The author revealed that among those beating the sanctions war drums and attempting to lessen the importance of the Soviet Union’s role in WWII are sons and daughters of fascist and Nazi Eastern European émigrés who entered the US via the CIA's "Operation Paperclip," in order to escape trials in their homelands.
"Out of this constellation" emerged the Ukrainian-American Zionist Lev Dobriansky and his daughter Paula, former George W. Bush State Department official. Another one-time supporter of Nazis in Hungary was Gyorgy Schwartz, who later took the name of "George Soros." Their ideological offspring can today be found in many government offices across eastern and central Europe, the investigative journalist noted.
Latvian President Andris Berzins is turning a blind eye to the annual Waffen SS veterans' parade in Riga. Estonia's President Toomas Hendrik Ilves (a former head of the Estonian desk for the CIA-financed Radio Free Europe) supported the decision of the Estonian government to remove a Soviet victory statue from the capital to the city's outskirts, Wayne Madsen underscored.
That means the Western leaders would find themselves in an embarrassing situation "standing alongside neo-Nazis and paleo-Nazis of every stripe, including supporters of Adolf Hitler and the Ukrainian Nazi leader and German SS enabler, Stepan Bandera," Wayne Madsen remarked sarcastically. However, it seems that the three former US ambassadors do not care. They have long been working with anti-Russia right-wing groups in Ukraine.

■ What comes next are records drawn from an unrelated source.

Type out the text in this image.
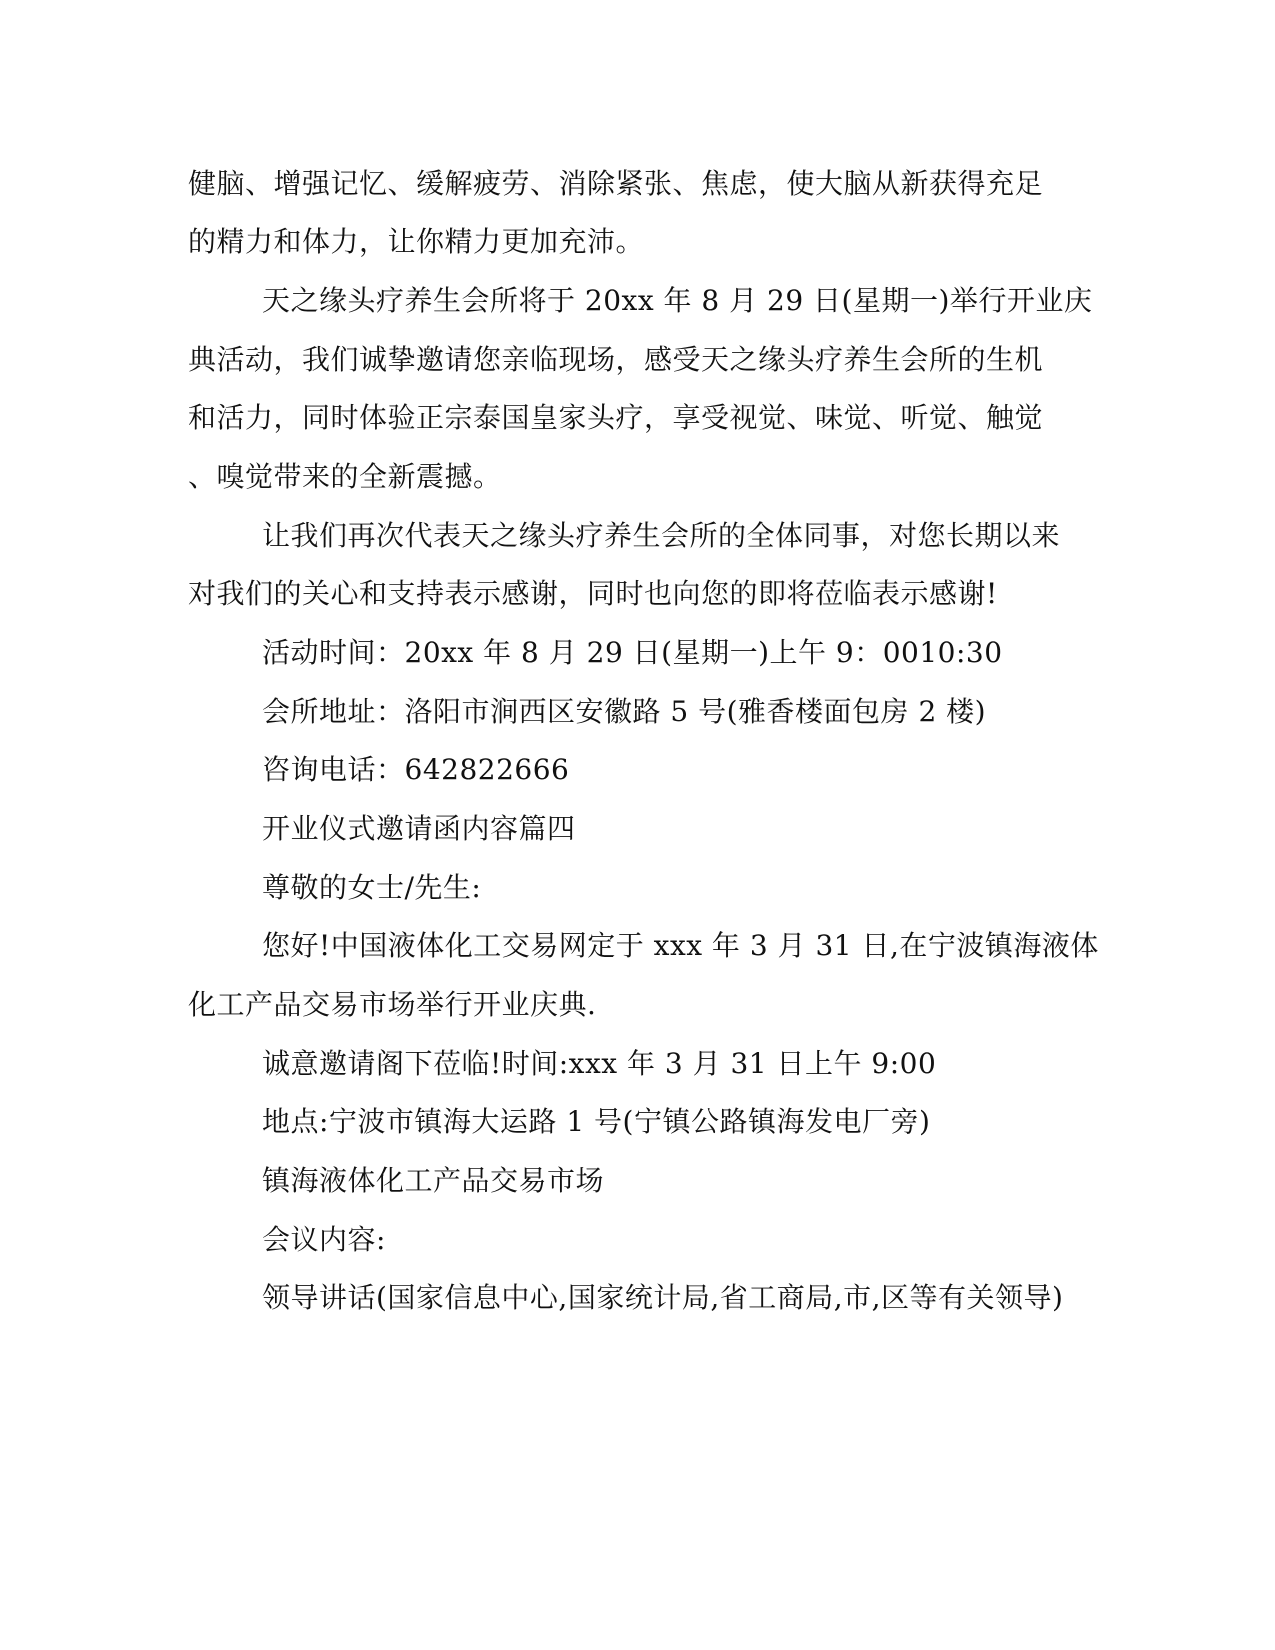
健脑、增强记忆、缓解疲劳、消除紧张、焦虑，使大脑从新获得充足

的精力和体力，让你精力更加充沛。

天之缘头疗养生会所将于 20xx 年 8 月 29 日(星期一)举行开业庆

典活动，我们诚挚邀请您亲临现场，感受天之缘头疗养生会所的生机

和活力，同时体验正宗泰国皇家头疗，享受视觉、味觉、听觉、触觉

、嗅觉带来的全新震撼。

让我们再次代表天之缘头疗养生会所的全体同事，对您长期以来

对我们的关心和支持表示感谢，同时也向您的即将莅临表示感谢!

活动时间：20xx 年 8 月 29 日(星期一)上午 9：0010:30

会所地址：洛阳市涧西区安徽路 5 号(雅香楼面包房 2 楼)

咨询电话：642822666

开业仪式邀请函内容篇四

尊敬的女士/先生:

您好!中国液体化工交易网定于 xxx 年 3 月 31 日,在宁波镇海液体

化工产品交易市场举行开业庆典.

诚意邀请阁下莅临!时间:xxx 年 3 月 31 日上午 9:00

地点:宁波市镇海大运路 1 号(宁镇公路镇海发电厂旁)

镇海液体化工产品交易市场

会议内容:

领导讲话(国家信息中心,国家统计局,省工商局,市,区等有关领导)
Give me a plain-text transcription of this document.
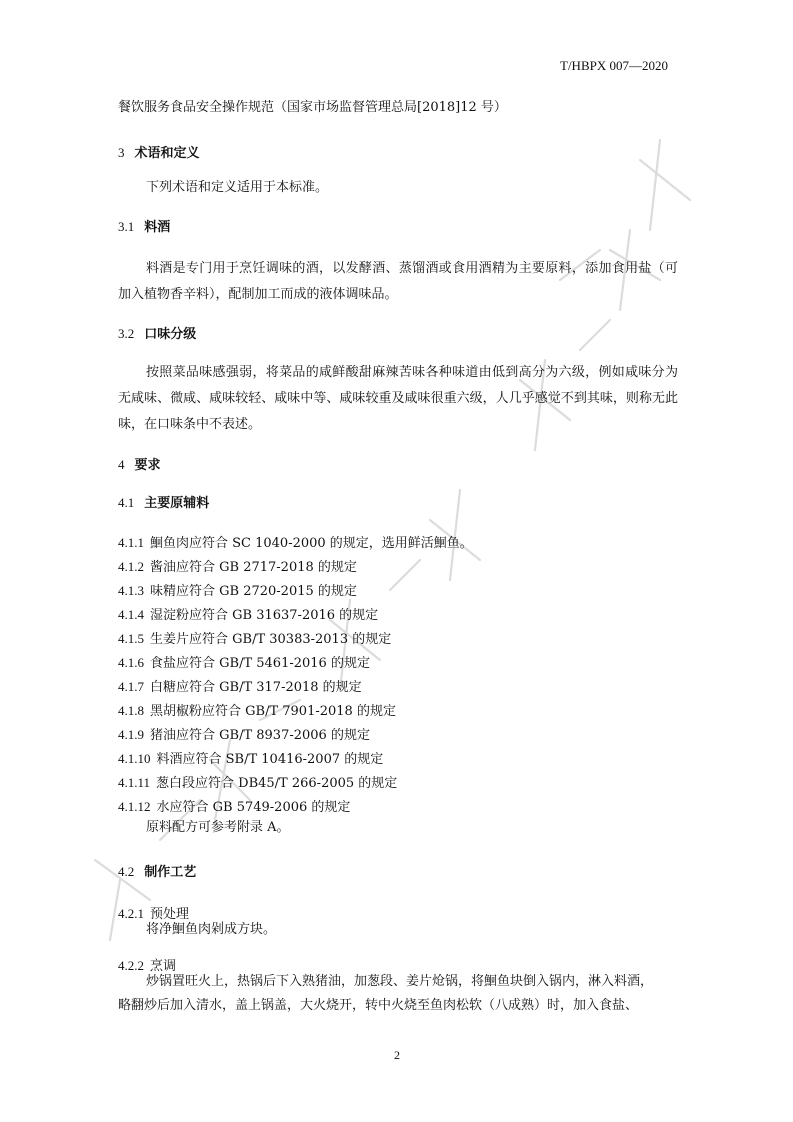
T/HBPX 007—2020
餐饮服务食品安全操作规范（国家市场监督管理总局[2018]12 号）
3 术语和定义
下列术语和定义适用于本标准。
3.1 料酒
料酒是专门用于烹饪调味的酒，以发酵酒、蒸馏酒或食用酒精为主要原料，添加食用盐（可加入植物香辛料），配制加工而成的液体调味品。
3.2 口味分级
按照菜品味感强弱，将菜品的咸鲜酸甜麻辣苦味各种味道由低到高分为六级，例如咸味分为无咸味、微咸、咸味较轻、咸味中等、咸味较重及咸味很重六级，人几乎感觉不到其味，则称无此味，在口味条中不表述。
4 要求
4.1 主要原辅料
4.1.1 鮰鱼肉应符合 SC 1040-2000 的规定，选用鲜活鮰鱼。
4.1.2 酱油应符合 GB 2717-2018 的规定
4.1.3 味精应符合 GB 2720-2015 的规定
4.1.4 湿淀粉应符合 GB 31637-2016 的规定
4.1.5 生姜片应符合 GB/T 30383-2013 的规定
4.1.6 食盐应符合 GB/T 5461-2016 的规定
4.1.7 白糖应符合 GB/T 317-2018 的规定
4.1.8 黑胡椒粉应符合 GB/T 7901-2018 的规定
4.1.9 猪油应符合 GB/T 8937-2006 的规定
4.1.10 料酒应符合 SB/T 10416-2007 的规定
4.1.11 葱白段应符合 DB45/T 266-2005 的规定
4.1.12 水应符合 GB 5749-2006 的规定
原料配方可参考附录 A。
4.2 制作工艺
4.2.1 预处理
将净鮰鱼肉剁成方块。
4.2.2 烹调
炒锅置旺火上，热锅后下入熟猪油，加葱段、姜片炝锅，将鮰鱼块倒入锅内，淋入料酒，
略翻炒后加入清水，盖上锅盖，大火烧开，转中火烧至鱼肉松软（八成熟）时，加入食盐、
2
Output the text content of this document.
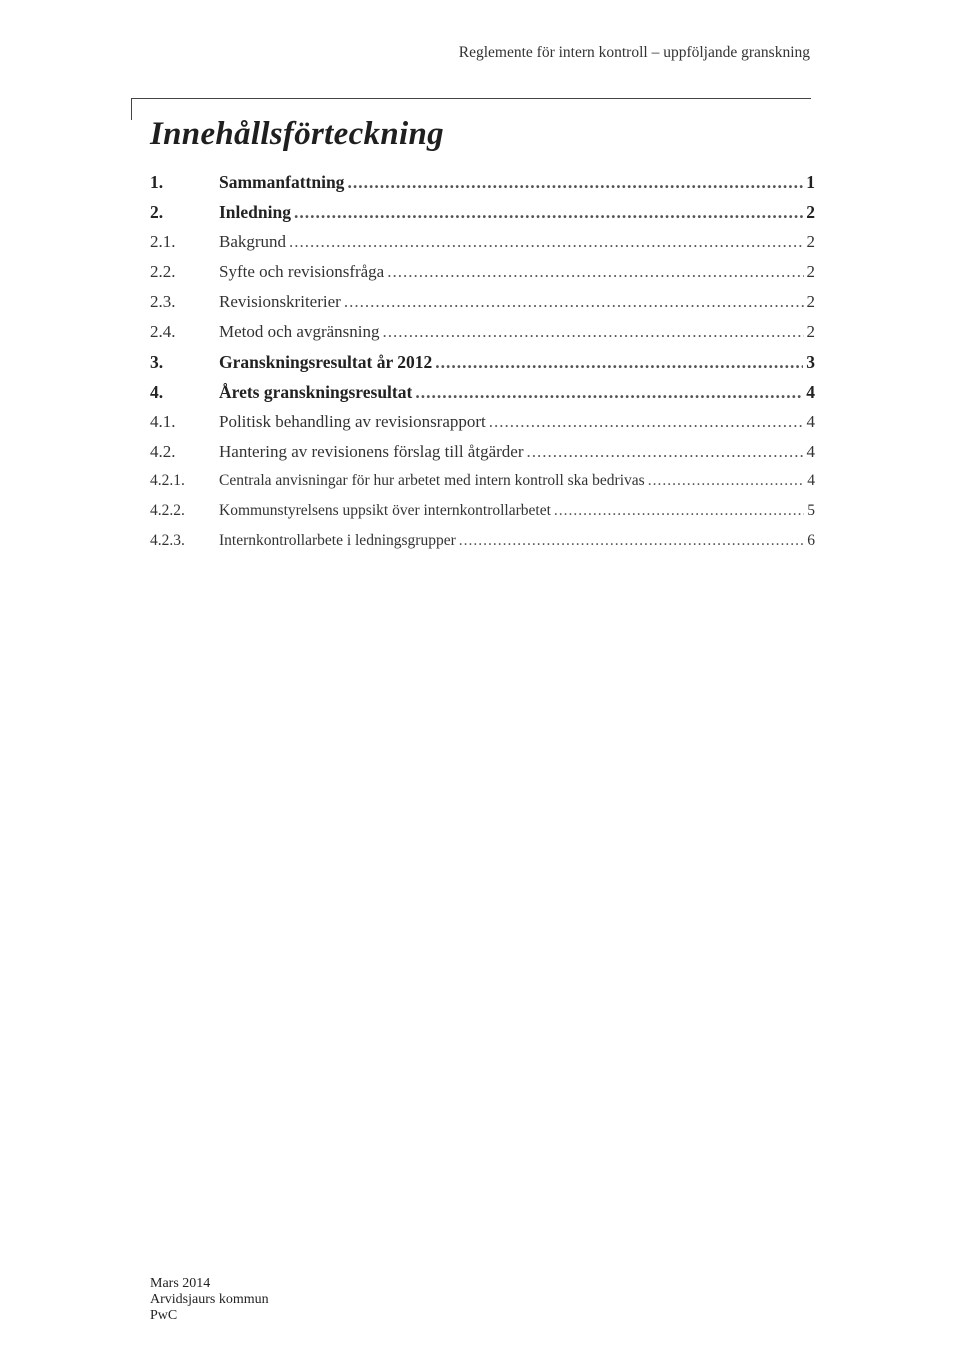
Reglemente för intern kontroll – uppföljande granskning
Innehållsförteckning
1.	Sammanfattning .....	1
2.	Inledning .....	2
2.1.	Bakgrund .....	2
2.2.	Syfte och revisionsfråga .....	2
2.3.	Revisionskriterier .....	2
2.4.	Metod och avgränsning .....	2
3.	Granskningsresultat år 2012 .....	3
4.	Årets granskningsresultat .....	4
4.1.	Politisk behandling av revisionsrapport .....	4
4.2.	Hantering av revisionens förslag till åtgärder .....	4
4.2.1.	Centrala anvisningar för hur arbetet med intern kontroll ska bedrivas .....	4
4.2.2.	Kommunstyrelsens uppsikt över internkontrollarbetet .....	5
4.2.3.	Internkontrollarbete i ledningsgrupper .....	6
Mars 2014
Arvidsjaurs kommun
PwC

"In what can only be considered a diplomatic slap at the Kiev regime and its Western supporters, the leaders of the eastern Ukrainian people's republics of Donetsk and Lugansk in eastern Ukraine will be in the same Red Square," emphasized the author, adding that it would de-facto mean international recognition of their status.
The US' action aimed at boycotting WWII Victory Day in Moscow is obviously "immature," the author noted: "The action is very reminiscent of the US-led and diplomatically-immature boycott of the 1980 Summer Olympics in Moscow, a move deemed to have done more long-term harm to the Olympic movement than short-term damage to the USSR."